For Syrians in Turkey the earth continues to shake
For the 3.5 million Syrians displaced in Turkey, the earth beneath their feet has been shaking for over a decade. Many of their homes, reduced to rubble two weeks ago, have been destroyed and rebuilt repeatedly. Since the beginning of the Syrian Civil War, which displaced 22 million, they have been forced to navigate unending uncertainty. As relief efforts continue, we cannot forget that for many people, multiple crises are coinciding. As humanitarians, recognizing that fact is as essential to communication as speaking a common language.
I was on the ground in Turkey for the first two weeks following the crisis, supporting the urgent humanitarian needs of those affected by this most recent disaster. My team is still there. We’ve traveled between communities, from Kahramanmaras to Iskenderun to Osmaniye. As an Arabic speaker, I expected to communicate with many of the Syrians who have settled in this part of Turkey, adjacent to the Syrian border. But throughout search and rescue efforts, assessments, and distributions, I’ve heard only Turkish. The tease of familiar, borrowed words from Arabic was beyond my grasp.
Until I dragged my team to Iskenderun between distributions to have lunch with my professor’s friend.
Fatima’s home immediately pulled us in – the beautiful herb garden, citrus trees, and a fire pit, currently used for warmth. As soon as I heard her father’s response to my oft-rejected communication attempts in Arabic, I felt at home. Her father and mother whisked us into the yard, made tea, and we began laughing and crying together.
They told me about the first earthquake, followed by a tsunami warning that sent them up to the hills. The second earthquake struck when they were already back home. Fatima, her parents, and her four brothers spent the night bundled up, her mother whispering fairy tales in their ears. They slept in chairs on the front porch, prepared to escape should another earthquake strike.

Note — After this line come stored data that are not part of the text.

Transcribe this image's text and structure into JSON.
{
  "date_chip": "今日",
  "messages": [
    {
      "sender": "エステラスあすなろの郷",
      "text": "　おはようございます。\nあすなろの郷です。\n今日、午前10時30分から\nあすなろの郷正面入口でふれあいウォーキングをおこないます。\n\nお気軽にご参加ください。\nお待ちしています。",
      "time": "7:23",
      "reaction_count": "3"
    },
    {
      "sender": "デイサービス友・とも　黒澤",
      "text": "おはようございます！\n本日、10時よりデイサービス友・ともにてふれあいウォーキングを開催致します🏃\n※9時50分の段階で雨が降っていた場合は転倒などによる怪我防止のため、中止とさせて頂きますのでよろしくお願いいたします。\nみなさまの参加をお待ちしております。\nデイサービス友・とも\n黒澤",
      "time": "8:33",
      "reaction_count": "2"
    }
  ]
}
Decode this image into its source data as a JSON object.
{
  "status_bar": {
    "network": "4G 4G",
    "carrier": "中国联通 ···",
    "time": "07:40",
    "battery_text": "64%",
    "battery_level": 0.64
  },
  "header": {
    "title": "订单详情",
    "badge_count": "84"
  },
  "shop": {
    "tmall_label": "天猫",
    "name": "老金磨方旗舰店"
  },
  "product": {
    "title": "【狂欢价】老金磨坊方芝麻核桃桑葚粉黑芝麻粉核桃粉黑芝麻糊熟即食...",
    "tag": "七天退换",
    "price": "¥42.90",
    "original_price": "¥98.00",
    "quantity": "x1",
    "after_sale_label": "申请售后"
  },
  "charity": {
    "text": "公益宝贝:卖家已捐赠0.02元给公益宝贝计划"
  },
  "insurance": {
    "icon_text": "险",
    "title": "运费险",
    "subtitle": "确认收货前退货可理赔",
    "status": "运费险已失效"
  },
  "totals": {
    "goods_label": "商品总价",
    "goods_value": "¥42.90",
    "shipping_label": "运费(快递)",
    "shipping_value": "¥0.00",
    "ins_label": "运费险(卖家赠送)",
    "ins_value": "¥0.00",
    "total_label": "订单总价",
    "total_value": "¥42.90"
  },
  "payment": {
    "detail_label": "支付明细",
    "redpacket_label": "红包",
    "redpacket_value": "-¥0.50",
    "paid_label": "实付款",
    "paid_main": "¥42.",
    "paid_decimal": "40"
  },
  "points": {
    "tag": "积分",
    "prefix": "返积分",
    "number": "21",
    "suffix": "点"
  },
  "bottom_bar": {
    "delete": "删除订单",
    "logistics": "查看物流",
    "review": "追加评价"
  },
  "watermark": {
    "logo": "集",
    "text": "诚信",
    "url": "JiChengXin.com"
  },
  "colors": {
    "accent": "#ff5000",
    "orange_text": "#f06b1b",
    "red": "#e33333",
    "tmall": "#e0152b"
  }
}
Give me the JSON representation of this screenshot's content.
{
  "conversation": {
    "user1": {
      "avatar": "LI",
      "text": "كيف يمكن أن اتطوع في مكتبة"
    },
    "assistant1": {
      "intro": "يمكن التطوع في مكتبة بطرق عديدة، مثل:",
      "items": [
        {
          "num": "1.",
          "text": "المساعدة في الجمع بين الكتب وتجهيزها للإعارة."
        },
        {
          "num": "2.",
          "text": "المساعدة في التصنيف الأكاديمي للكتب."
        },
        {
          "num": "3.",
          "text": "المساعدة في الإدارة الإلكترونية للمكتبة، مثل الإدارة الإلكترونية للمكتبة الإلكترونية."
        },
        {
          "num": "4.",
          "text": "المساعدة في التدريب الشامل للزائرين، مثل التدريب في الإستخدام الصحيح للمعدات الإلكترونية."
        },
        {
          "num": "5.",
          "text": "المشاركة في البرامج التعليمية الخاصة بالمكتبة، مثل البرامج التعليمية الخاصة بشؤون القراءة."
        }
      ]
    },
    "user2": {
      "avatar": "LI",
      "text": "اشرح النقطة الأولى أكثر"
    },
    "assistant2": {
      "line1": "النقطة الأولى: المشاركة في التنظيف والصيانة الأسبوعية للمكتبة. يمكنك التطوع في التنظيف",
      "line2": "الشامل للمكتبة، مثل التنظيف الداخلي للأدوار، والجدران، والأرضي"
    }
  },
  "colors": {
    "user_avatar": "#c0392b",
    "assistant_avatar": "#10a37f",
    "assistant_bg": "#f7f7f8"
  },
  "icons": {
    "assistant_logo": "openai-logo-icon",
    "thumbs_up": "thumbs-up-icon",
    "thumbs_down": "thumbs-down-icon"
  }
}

Fatima is sixteen years old, speaks Arabic, Turkish, and English fluently, and wants to be a doctor. She is the spitting image of her mother. She fled Syria when she was six, a year into the civil war. She never even began schooling before leaving, because when wars happen, the first thing to shut down is education.
Her mother, a psychologist, struggled to learn Turkish, so she works with her mostly Syrian clientele online. Her father is a dentist. Strangely, he looks exactly like my Uncle Michael, also a dentist.

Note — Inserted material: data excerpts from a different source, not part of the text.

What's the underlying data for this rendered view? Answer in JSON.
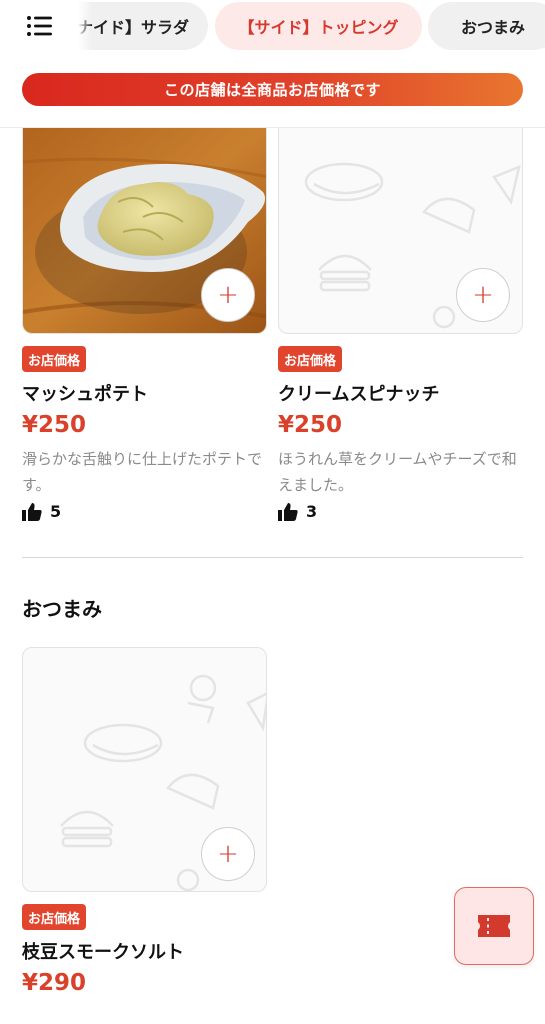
{
  "header": {
    "tabs": [
      {
        "label": "ナイド】サラダ"
      },
      {
        "label": "【サイド】トッピング"
      },
      {
        "label": "おつまみ"
      }
    ],
    "banner": "この店舗は全商品お店価格です"
  },
  "items": [
    {
      "badge": "お店価格",
      "name": "マッシュポテト",
      "price": "¥250",
      "desc": "滑らかな舌触りに仕上げたポテトです。",
      "likes": "5"
    },
    {
      "badge": "お店価格",
      "name": "クリームスピナッチ",
      "price": "¥250",
      "desc": "ほうれん草をクリームやチーズで和えました。",
      "likes": "3"
    },
    {
      "badge": "お店価格",
      "name": "枝豆スモークソルト",
      "price": "¥290"
    }
  ],
  "section": {
    "title": "おつまみ"
  },
  "icons": {
    "menu": "menu-icon",
    "plus": "plus-icon",
    "like": "thumbs-up-icon",
    "cart": "ticket-icon"
  },
  "colors": {
    "accent": "#d9412b",
    "badge": "#e1452e",
    "tab_active_bg": "#fde9e8"
  }
}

Fatima told me that it’s hard to make friends at school, and that she’s faced discrimination. She has no friends with whom she speaks Arabic. She laughed that here I was, an Israeli, her first new friend in a long time with whom she could speak in her mother tongue. Language can be both a barrier and a bridge.
Four years ago, COVID-19 disrupted Fatima’s education for the second time, when schools in Turkey shut down. The government distributed tablets for online learning. Mostly Fatima slept a lot, her mother commented. Now Fatima is back in devastatingly familiar territory. After the earthquake, schools in the province are closed for three months at least.

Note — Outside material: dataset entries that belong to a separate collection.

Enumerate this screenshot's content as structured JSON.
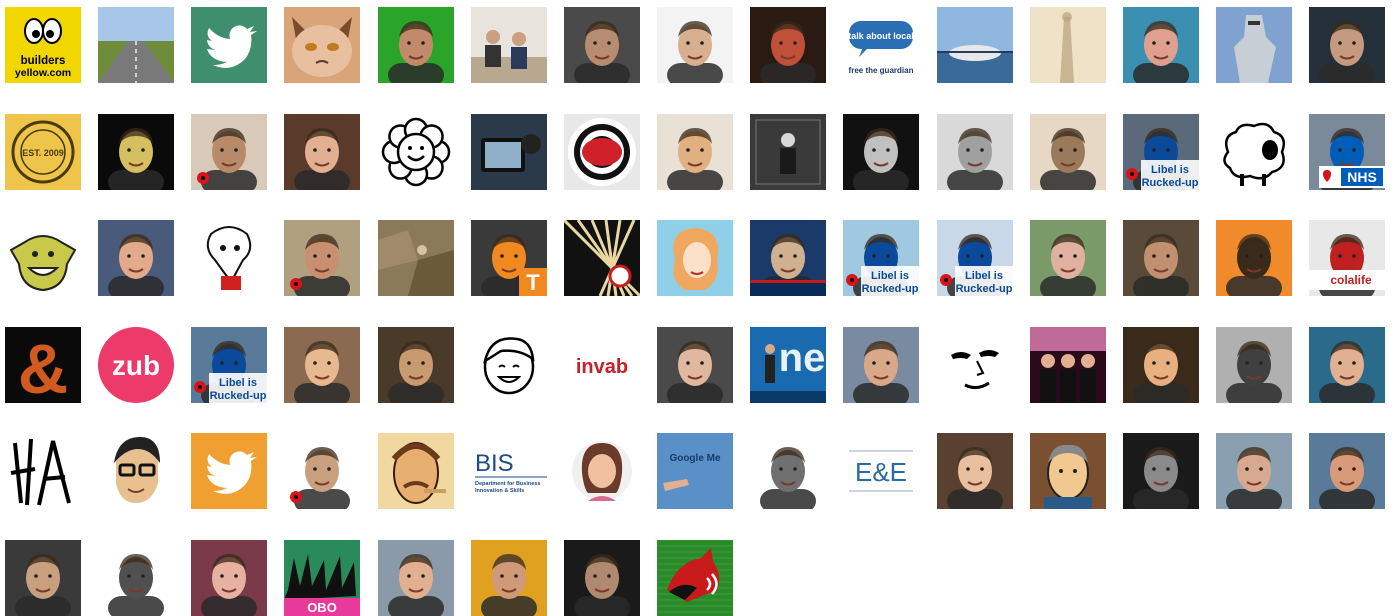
{
  "avatars": [
    {
      "kind": "buildersyellow",
      "bg": "#f2d600",
      "fg": "#000000",
      "text": "builders\nyellow.com"
    },
    {
      "kind": "road",
      "bg": "#a8c7e8",
      "fg": "#6f8c3b"
    },
    {
      "kind": "twitter",
      "bg": "#3f8f6f",
      "fg": "#ffffff"
    },
    {
      "kind": "cat",
      "bg": "#d9a47a",
      "fg": "#7a4a2a"
    },
    {
      "kind": "face",
      "bg": "#2aa52a",
      "fg": "#c28a6a"
    },
    {
      "kind": "room",
      "bg": "#e8e3dc",
      "fg": "#333333"
    },
    {
      "kind": "face",
      "bg": "#4a4a4a",
      "fg": "#b88c70"
    },
    {
      "kind": "face",
      "bg": "#f3f3f3",
      "fg": "#d8b090"
    },
    {
      "kind": "face",
      "bg": "#2a1a12",
      "fg": "#c0503a"
    },
    {
      "kind": "talkaboutlocal",
      "bg": "#ffffff",
      "fg": "#2a6fb3",
      "text": "talk about local",
      "text2": "free the guardian"
    },
    {
      "kind": "landscape",
      "bg": "#8fb7df",
      "fg": "#203d6a"
    },
    {
      "kind": "shadow",
      "bg": "#efe2c6",
      "fg": "#b8a27a"
    },
    {
      "kind": "face",
      "bg": "#3b8fb0",
      "fg": "#e0a090"
    },
    {
      "kind": "knight",
      "bg": "#7fa2d0",
      "fg": "#c8ced6"
    },
    {
      "kind": "face",
      "bg": "#26303a",
      "fg": "#c59a80"
    },
    {
      "kind": "stamp",
      "bg": "#eec44a",
      "fg": "#4a3a10",
      "text": "EST. 2009"
    },
    {
      "kind": "face",
      "bg": "#0a0a0a",
      "fg": "#d4c060"
    },
    {
      "kind": "poppyface",
      "bg": "#d8c9b8",
      "fg": "#b98a6a"
    },
    {
      "kind": "face",
      "bg": "#5a3a2a",
      "fg": "#e2b090"
    },
    {
      "kind": "flower",
      "bg": "#ffffff",
      "fg": "#cc2a20"
    },
    {
      "kind": "camera",
      "bg": "#2a3a4a",
      "fg": "#8fb0c8"
    },
    {
      "kind": "target",
      "bg": "#e8e8e8",
      "fg": "#d0202a"
    },
    {
      "kind": "face",
      "bg": "#e9e1d5",
      "fg": "#e0b080"
    },
    {
      "kind": "bw",
      "bg": "#3a3a3a",
      "fg": "#d8d8d8"
    },
    {
      "kind": "face",
      "bg": "#111111",
      "fg": "#c0c0c0"
    },
    {
      "kind": "face",
      "bg": "#d9d9d9",
      "fg": "#a0a0a0"
    },
    {
      "kind": "face",
      "bg": "#e6d8c4",
      "fg": "#9a7a5a"
    },
    {
      "kind": "libel",
      "bg": "#5a6a7a",
      "fg": "#0b4a9a",
      "text": "Libel is",
      "text2": "Rucked-up"
    },
    {
      "kind": "sheep",
      "bg": "#ffffff",
      "fg": "#000000"
    },
    {
      "kind": "nhs",
      "bg": "#7a8a9a",
      "fg": "#005eb8",
      "text": "NHS"
    },
    {
      "kind": "monster",
      "bg": "#ffffff",
      "fg": "#c8c84a"
    },
    {
      "kind": "face",
      "bg": "#4a5a7a",
      "fg": "#e2a98a"
    },
    {
      "kind": "cartoon",
      "bg": "#ffffff",
      "fg": "#d02020"
    },
    {
      "kind": "poppyface",
      "bg": "#b0a080",
      "fg": "#c89070"
    },
    {
      "kind": "rocks",
      "bg": "#8a7a5a",
      "fg": "#d8c0a0"
    },
    {
      "kind": "tbadge",
      "bg": "#3a3a3a",
      "fg": "#f08a20",
      "text": "T"
    },
    {
      "kind": "lines",
      "bg": "#111111",
      "fg": "#e8d8a0"
    },
    {
      "kind": "retro",
      "bg": "#8fd0e8",
      "fg": "#f0a860"
    },
    {
      "kind": "news",
      "bg": "#1a3a6a",
      "fg": "#d0b090"
    },
    {
      "kind": "libel",
      "bg": "#a0c8e0",
      "fg": "#0b4a9a",
      "text": "Libel is",
      "text2": "Rucked-up"
    },
    {
      "kind": "libel",
      "bg": "#c8d8e8",
      "fg": "#0b4a9a",
      "text": "Libel is",
      "text2": "Rucked-up"
    },
    {
      "kind": "face",
      "bg": "#7a9a6a",
      "fg": "#e0b0a0"
    },
    {
      "kind": "face",
      "bg": "#5a4a3a",
      "fg": "#c09070"
    },
    {
      "kind": "face",
      "bg": "#f08a2a",
      "fg": "#3a2a1a"
    },
    {
      "kind": "colalife",
      "bg": "#e8e8e8",
      "fg": "#c02020",
      "text": "colalife"
    },
    {
      "kind": "ampersand",
      "bg": "#0a0a0a",
      "fg": "#d05a20",
      "text": "&"
    },
    {
      "kind": "zub",
      "bg": "#ffffff",
      "fg": "#ec3a6a",
      "text": "zub"
    },
    {
      "kind": "libel",
      "bg": "#5a7a9a",
      "fg": "#0b4a9a",
      "text": "Libel is",
      "text2": "Rucked-up"
    },
    {
      "kind": "face",
      "bg": "#8a6a50",
      "fg": "#e8b890"
    },
    {
      "kind": "face",
      "bg": "#4a3a2a",
      "fg": "#c89a70"
    },
    {
      "kind": "kid",
      "bg": "#ffffff",
      "fg": "#000000"
    },
    {
      "kind": "invab",
      "bg": "#ffffff",
      "fg": "#c81f2a",
      "text": "invab"
    },
    {
      "kind": "face",
      "bg": "#4a4a4a",
      "fg": "#e0b8a0"
    },
    {
      "kind": "stage",
      "bg": "#1a6ab0",
      "fg": "#ffffff"
    },
    {
      "kind": "face",
      "bg": "#7a8aa0",
      "fg": "#d8a888"
    },
    {
      "kind": "silhouette",
      "bg": "#ffffff",
      "fg": "#000000"
    },
    {
      "kind": "band",
      "bg": "#2a0a1a",
      "fg": "#c06a9a"
    },
    {
      "kind": "face",
      "bg": "#3a2a1a",
      "fg": "#e8b080"
    },
    {
      "kind": "face",
      "bg": "#b0b0b0",
      "fg": "#404040"
    },
    {
      "kind": "face",
      "bg": "#2a6a8a",
      "fg": "#e0b090"
    },
    {
      "kind": "ha",
      "bg": "#ffffff",
      "fg": "#000000",
      "text": "HA"
    },
    {
      "kind": "glasses",
      "bg": "#ffffff",
      "fg": "#000000"
    },
    {
      "kind": "twitter",
      "bg": "#f0a030",
      "fg": "#ffffff"
    },
    {
      "kind": "poppyface",
      "bg": "#ffffff",
      "fg": "#c8a080"
    },
    {
      "kind": "caricature",
      "bg": "#f0d8a0",
      "fg": "#6a3a1a"
    },
    {
      "kind": "bis",
      "bg": "#ffffff",
      "fg": "#1a4a8a",
      "text": "BIS",
      "text2": "Department for Business",
      "text3": "Innovation & Skills"
    },
    {
      "kind": "womanround",
      "bg": "#ffffff",
      "fg": "#d86a8a"
    },
    {
      "kind": "googleme",
      "bg": "#5a90c8",
      "fg": "#1a3a6a",
      "text": "Google Me"
    },
    {
      "kind": "face",
      "bg": "#ffffff",
      "fg": "#707070"
    },
    {
      "kind": "ee",
      "bg": "#ffffff",
      "fg": "#2a6aa0",
      "text": "E&E"
    },
    {
      "kind": "face",
      "bg": "#5a4030",
      "fg": "#e8c0a0"
    },
    {
      "kind": "cartoonman",
      "bg": "#7a5030",
      "fg": "#f0c890"
    },
    {
      "kind": "face",
      "bg": "#1a1a1a",
      "fg": "#8a8a8a"
    },
    {
      "kind": "face",
      "bg": "#8aa0b0",
      "fg": "#d8a890"
    },
    {
      "kind": "face",
      "bg": "#5a7a9a",
      "fg": "#d89a78"
    },
    {
      "kind": "face",
      "bg": "#3a3a3a",
      "fg": "#c8a080"
    },
    {
      "kind": "face",
      "bg": "#ffffff",
      "fg": "#505050"
    },
    {
      "kind": "face",
      "bg": "#7a3a4a",
      "fg": "#e8b0a0"
    },
    {
      "kind": "hands",
      "bg": "#2a8a5a",
      "fg": "#101010",
      "text": "OBO"
    },
    {
      "kind": "face",
      "bg": "#8a9aa8",
      "fg": "#e0b090"
    },
    {
      "kind": "face",
      "bg": "#e0a020",
      "fg": "#d09a78"
    },
    {
      "kind": "face",
      "bg": "#1a1a1a",
      "fg": "#b08a70"
    },
    {
      "kind": "fox",
      "bg": "#2a8a2a",
      "fg": "#c81a1a"
    }
  ]
}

Still today, displaced Syrians around the world are struggling to catch up, integrate, and fulfill their potential. Humanitarian disasters have come and gone since the beginning of the Syrian Civil War, from Ukraine to Yemen to Ethiopia; but we must not forget that these crises do not open and close with our attention spans.
Fatima and her family have built a beautiful home, raised smart, kind children, and rooted themselves in Turkey. Once again, their lives have been disrupted and their sense of security undermined. This is a compounded humanitarian disaster, wherein communities already affected by crisis are once again struck with overwhelming adversity. Compounded disasters are only becoming more prevalent amid climate change. It is critical that we commit ourselves to recognizing that the path to rebuilding is rarely straight forward. That is why we are here offering relief, and that is why we must double down on building resilient communities for the long term.
I do also hope that beyond distributing hand warmers, water filters, and kits with basic hygiene items, that singing Umm Kulthum and drinking tea tonight under the lemon trees brought Fatima and her family a piece of home. Despite my Egyptian accent.